Fuera de las decisiones del reparto, también sentí momentos de gran aislamiento por el hecho de que para muchos había una brecha en el conocimiento cuando se trataba de personas de color.

«Todavía hay entumecimiento cuando se trata de oscuridad u otredad en el teatro y, como alguien con experiencia de primera mano, digo que es hora de que hablemos de ello».

Sobre el papel, parecería haberlo logrado: tuve la oportunidad de trabajar profesionalmente incluso antes de completar mi formación; Pude conseguir un agente; y después de graduarme fui directamente a trabajar y tuve la suerte de seguir diciendo eso durante los últimos dos años. Pero hay muchas otras consideraciones y microagresiones que tengo que afrontar, precisamente por mi raza.

Ya sea que un director nos dijo que fuéramos más «urbanos» o que tuvimos que explicar la diferencia en los requisitos para el cabello afro en comparación con el cabello europeo, cualquier minoría te dirá cuando se trata de nuestra raza y nuestro trabajo, hay ciertas cosas. que encontramos de vez en cuando.

Reservar un trabajo es siempre un momento tan emocionante, pero casi como un reloj, con esa alegría viene toda una serie de miedos y preguntas que comienzan a surgir en mi cabeza; preocupaciones que es posible que otros colegas nunca tengan que considerar.

«¿Seré yo la única minoría?» Me pregunto. «¿Tengo que preocuparme por mi maquillaje y cabello o ellos sabrán qué hacer?»

Quizás pensarán que soy demasiado militante en mi oscuridad; ¿Tendré que hacerlo divertido para no ser una amenaza? Tenga cuidado de no jugar con los estereotipos, Michelle. ¿El director de iluminación ya tiene una nota de que encenderme a veces puede causar problemas?

Nuevos lugares, caras nuevas

Actualmente trabajo con el elenco que recorre el país, desde grandes ciudades hasta ciudades más pequeñas, ciudades que no están expuestas a tanta gente de color, si es que hay alguna, de forma regular. En un viaje reciente por todo el país, hubo una conversación divertida pero inquietante entre otras personas negras del elenco y yo sobre lo que significa para los actores negros viajar por el país.
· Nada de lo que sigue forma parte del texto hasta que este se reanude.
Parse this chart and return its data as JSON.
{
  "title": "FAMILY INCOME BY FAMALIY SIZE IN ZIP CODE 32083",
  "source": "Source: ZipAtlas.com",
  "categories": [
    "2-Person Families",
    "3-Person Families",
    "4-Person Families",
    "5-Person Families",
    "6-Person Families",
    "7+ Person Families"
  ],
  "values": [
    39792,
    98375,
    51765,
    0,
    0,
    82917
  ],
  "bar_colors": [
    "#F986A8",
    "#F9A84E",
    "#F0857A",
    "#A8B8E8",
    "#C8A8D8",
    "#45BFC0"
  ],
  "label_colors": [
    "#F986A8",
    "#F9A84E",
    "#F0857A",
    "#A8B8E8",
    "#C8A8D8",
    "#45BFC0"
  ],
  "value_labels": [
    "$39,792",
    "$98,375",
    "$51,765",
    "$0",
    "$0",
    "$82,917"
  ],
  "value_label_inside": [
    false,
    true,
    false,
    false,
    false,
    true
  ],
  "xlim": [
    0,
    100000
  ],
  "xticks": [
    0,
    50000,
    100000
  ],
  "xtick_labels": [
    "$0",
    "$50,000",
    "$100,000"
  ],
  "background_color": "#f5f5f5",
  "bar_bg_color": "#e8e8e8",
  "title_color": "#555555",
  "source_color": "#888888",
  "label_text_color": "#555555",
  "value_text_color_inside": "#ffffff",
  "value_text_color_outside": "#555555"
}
Te encuentras entrando felizmente en el M&S local para una comida de fideos con carne lista para comer, y dejas la rabia y la paranoia por ser el monstruo temporal del circo. Para nuestros compañeros de reparto blancos, el privilegio de existir de forma segura es un hecho. En su mayoría, desconocen la precaución que yo, como mujer de color, siento cuando estoy en un entorno en el que no soy solo una minoría, sino quizás un objetivo de abuso.

Mientras que los miembros de nuestro elenco blanco pueden divertirse libremente a través de pintorescos pueblos británicos, aventureros y maravillosamente seguros y aceptables, los actores negros pasan la mayor parte de nuestro tiempo con la espalda levantada y los ojos bien abiertos. Respire suavemente. Mantenga su visión periférica nítida. Recoja cada hueso cortés de su cuerpo y ore sinceramente para que alguien no tenga un problema con usted.

Haré todo lo que esté a mi alcance para no atenuar mi luz y sentirme segura y cómoda en mi propia piel como artista. Todos deberíamos ser vibrantes a nuestra manera sin temor a las consecuencias. La evolución de tantas industrias, pero también para mi amado teatro, es muy importante, porque esta forma de arte que es el hogar de muchos de nosotros que podríamos definir como ‘otros’, no solo puede participar, sino que también puede prosperar independientemente de edad, tipo de cuerpo, color o sexo.

Contamos nuestras historias para bien o para mal porque, como narradores, este es nuestro trabajo, para que podamos aprender algo nuevo. Contamos nuestras historias para aprender a cambiar las cosas que nos retienen.

También podría gustarte
Deja una respuesta

Su dirección de correo electrónico no será publicada.